No one dared tell the Supreme Commander how serious his body odour problem had become:
From an article at the Daily NK.
No, sorry...
The real caption:
The privileged few children shed tears as they walk with Kim Jong Eun in this June 7th Rodong Shinmun image. (© Yonhap)
In fact a serious point is being made about social stratification in North Korea, even if it's not clear quite why these children are pictured in tears. (From gratitude, presumably.) A report's just been released by the Committee for Human Rights in North Korea entitled "Marked for life: Songbun, North Korea’s Social Classification System":
The North Korean government assigns a “songbun” status to every citizen at birth based on the perceived political loyalty of his or her family going back generations. While a small, politically loyal class in North Korea is entitled to extensive privileges, the vast majority of citizens are relegated to a permanent lower status and then discriminated against for reasons they cannot control or change.
Although the international community often overlooks the songbun system in evaluating North Korea’s human rights record, it is at the base of human rights violations in the country.
The full report's available here as a pdf file. An extract:
The songbun system in some ways resembles the apartheid race-based classification system of South Africa. Songbun subdivides the population of the country into 51 categories or ranks of trustworthiness and loyalty to the Kim family and North Korean state. These many categories are grouped into three broad castes: the core, wavering, and hostile classes.
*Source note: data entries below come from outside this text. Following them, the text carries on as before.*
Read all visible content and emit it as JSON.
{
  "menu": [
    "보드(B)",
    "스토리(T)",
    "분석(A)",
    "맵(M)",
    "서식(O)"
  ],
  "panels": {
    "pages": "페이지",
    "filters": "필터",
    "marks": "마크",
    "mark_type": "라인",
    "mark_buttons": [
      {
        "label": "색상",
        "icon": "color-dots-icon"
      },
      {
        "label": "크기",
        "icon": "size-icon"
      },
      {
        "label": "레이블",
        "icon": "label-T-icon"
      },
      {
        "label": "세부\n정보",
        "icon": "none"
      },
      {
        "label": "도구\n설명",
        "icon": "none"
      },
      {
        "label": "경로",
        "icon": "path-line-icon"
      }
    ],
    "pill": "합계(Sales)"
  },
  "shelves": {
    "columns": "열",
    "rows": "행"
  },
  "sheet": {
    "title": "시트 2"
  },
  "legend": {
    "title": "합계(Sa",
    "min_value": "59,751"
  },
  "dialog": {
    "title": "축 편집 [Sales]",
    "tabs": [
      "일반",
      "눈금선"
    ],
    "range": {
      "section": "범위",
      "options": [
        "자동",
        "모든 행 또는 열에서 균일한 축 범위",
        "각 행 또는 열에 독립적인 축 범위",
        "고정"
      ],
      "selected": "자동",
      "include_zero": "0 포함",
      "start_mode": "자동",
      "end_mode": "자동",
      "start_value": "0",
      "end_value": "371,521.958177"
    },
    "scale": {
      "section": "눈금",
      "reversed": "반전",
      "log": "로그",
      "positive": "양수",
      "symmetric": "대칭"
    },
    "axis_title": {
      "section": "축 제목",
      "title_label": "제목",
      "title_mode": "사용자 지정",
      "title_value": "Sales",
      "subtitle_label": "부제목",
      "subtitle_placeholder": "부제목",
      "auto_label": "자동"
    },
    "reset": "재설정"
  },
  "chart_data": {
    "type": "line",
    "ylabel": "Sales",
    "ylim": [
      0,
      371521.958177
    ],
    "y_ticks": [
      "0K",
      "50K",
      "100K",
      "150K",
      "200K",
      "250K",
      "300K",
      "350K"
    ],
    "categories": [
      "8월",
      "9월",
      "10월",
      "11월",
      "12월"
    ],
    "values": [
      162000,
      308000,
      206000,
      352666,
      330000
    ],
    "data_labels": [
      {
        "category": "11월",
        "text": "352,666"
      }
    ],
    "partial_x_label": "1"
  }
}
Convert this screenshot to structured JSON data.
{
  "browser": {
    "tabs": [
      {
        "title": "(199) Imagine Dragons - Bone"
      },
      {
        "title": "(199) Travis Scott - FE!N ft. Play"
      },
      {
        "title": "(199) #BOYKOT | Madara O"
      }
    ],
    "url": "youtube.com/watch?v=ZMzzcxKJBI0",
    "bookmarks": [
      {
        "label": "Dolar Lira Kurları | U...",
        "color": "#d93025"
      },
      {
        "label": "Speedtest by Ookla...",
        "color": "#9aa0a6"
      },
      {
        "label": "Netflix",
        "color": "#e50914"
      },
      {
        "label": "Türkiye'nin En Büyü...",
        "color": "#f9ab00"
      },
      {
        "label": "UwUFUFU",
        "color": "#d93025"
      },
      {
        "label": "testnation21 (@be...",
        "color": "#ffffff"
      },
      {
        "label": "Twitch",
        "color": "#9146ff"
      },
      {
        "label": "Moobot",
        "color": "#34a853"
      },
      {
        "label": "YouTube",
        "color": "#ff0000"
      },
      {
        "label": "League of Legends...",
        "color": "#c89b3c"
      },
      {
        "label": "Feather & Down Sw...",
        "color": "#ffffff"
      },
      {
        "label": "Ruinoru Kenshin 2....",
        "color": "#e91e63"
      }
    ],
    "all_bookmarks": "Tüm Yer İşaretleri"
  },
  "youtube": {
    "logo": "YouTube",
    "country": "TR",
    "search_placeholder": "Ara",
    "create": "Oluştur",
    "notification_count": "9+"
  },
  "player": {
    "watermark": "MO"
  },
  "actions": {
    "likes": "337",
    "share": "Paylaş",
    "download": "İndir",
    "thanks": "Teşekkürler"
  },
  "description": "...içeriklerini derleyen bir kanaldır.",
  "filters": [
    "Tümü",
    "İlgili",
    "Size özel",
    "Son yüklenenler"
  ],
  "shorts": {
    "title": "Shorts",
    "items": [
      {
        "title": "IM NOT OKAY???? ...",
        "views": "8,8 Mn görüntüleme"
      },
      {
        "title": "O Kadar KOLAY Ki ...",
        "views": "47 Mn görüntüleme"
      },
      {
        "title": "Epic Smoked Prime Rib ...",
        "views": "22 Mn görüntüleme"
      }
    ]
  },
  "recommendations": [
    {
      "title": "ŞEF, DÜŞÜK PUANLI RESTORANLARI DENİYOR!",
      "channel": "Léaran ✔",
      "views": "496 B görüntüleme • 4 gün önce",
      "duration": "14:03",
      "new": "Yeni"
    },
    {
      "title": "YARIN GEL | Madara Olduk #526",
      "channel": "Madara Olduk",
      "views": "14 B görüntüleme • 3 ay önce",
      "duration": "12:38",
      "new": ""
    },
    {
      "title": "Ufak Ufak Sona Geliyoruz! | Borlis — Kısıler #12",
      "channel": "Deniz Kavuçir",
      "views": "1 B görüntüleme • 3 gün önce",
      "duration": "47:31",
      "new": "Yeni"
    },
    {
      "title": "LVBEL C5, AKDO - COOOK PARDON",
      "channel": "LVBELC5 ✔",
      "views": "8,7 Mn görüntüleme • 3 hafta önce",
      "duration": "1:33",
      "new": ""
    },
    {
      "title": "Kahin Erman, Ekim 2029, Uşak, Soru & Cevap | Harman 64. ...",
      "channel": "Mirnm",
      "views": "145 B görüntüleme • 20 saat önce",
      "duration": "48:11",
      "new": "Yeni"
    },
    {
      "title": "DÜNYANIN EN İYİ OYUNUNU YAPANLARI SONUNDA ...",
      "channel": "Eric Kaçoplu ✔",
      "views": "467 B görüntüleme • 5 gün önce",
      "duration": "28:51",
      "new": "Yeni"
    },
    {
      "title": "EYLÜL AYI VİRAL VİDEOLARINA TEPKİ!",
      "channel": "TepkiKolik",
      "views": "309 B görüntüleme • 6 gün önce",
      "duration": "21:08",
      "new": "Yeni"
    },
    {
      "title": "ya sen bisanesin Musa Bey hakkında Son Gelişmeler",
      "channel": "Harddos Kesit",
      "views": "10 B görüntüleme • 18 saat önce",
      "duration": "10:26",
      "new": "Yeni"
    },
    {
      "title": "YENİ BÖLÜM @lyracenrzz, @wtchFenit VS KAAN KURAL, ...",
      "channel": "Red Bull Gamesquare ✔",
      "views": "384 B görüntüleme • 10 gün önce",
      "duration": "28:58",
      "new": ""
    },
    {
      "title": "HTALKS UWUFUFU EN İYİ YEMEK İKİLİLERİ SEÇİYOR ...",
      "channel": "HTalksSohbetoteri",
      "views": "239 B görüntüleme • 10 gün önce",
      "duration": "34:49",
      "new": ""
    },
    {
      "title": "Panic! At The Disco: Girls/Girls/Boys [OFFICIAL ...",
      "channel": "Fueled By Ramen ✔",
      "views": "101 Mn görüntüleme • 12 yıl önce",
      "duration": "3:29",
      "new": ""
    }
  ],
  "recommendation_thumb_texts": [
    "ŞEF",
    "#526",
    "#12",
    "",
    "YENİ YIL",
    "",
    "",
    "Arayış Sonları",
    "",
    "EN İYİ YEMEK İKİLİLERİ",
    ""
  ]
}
Kim Il-sung gave a public speech in 1958 in which he reported that the core class represented 25%, wavering class 55%, and hostile class 20% of the population.
These three classes may have affected how families fared during the Great Famine of the 1990s, which Hwang Jang-yop—the regime’s chief party ideologue who defected to South Korea in 1997— estimated may have killed 3.5 million North Koreans. In mid-1998 the World Food Program, UNICEF, Save the Children, and the European Union conducted the first country-wide survey of the nutritional condition of North Korean children. They reported that 32% of the children showed no evidence of malnutrition, 62% suffered from moderate malnutrition, and 16% suffered from severe acute malnutrition, with an error rate of 5%. While the survey had its limitations because of restrictions placed on the effort by the North Korean state, it is noteworthy that the size of the three social classes is about the same as the size of the nutritional categories. If the regime was feeding people through the public distribution system based on their songbun classification, it would be reflected in the nutritional data; and the data does show considerable coincidence. In the context of the famine, songbun may have determined who lived and who died, who ate well and who starved, and whose children suffered permanent physical (through stunting) and intellectual damage (prolonged acute malnutrition lowers IQ levels) from acute severe malnutrition. We have some evidence that the songbun system determined ration levels in the public distribution system which fed the country from the founding of the North Korean state until the deterioration of the system during the famine and its ultimate collapse.
What is most remarkable about the songbun system is how long it has been in existence with so little outside scrutiny focused on it. One of the Board members of the Committee for Human Rights in North Korea, Helen-Louise Hunter, is one of the first western scholars to write extensively on the subject in her book published in 1998, Kim Il Song’s North Korea. Her book is based on classified research she had done for U.S. intelligence agencies, which was later declassified so it could be published. The failure of the human rights community, the United Nations agencies, and outside scholars of North Korea may be attributed to the closed nature of the North Korean system, but it may also be a result of a reluctance to believe earlier anecdotal reports of how repressive this system was. Some non-governmental organizations and aid workers early in the outside world’s understanding of the famine thought that the North Korean food distribution system was a socially equitable means of reducing famine deaths by distributing food equally for everyone. No one reading this report on the songbun system could reach any such misguided conclusion today on the nature of the North Korean regime, its use of songbun as a means for its own survival, and its ongoing systematic punishment of those who are at the bottom of the stratified system.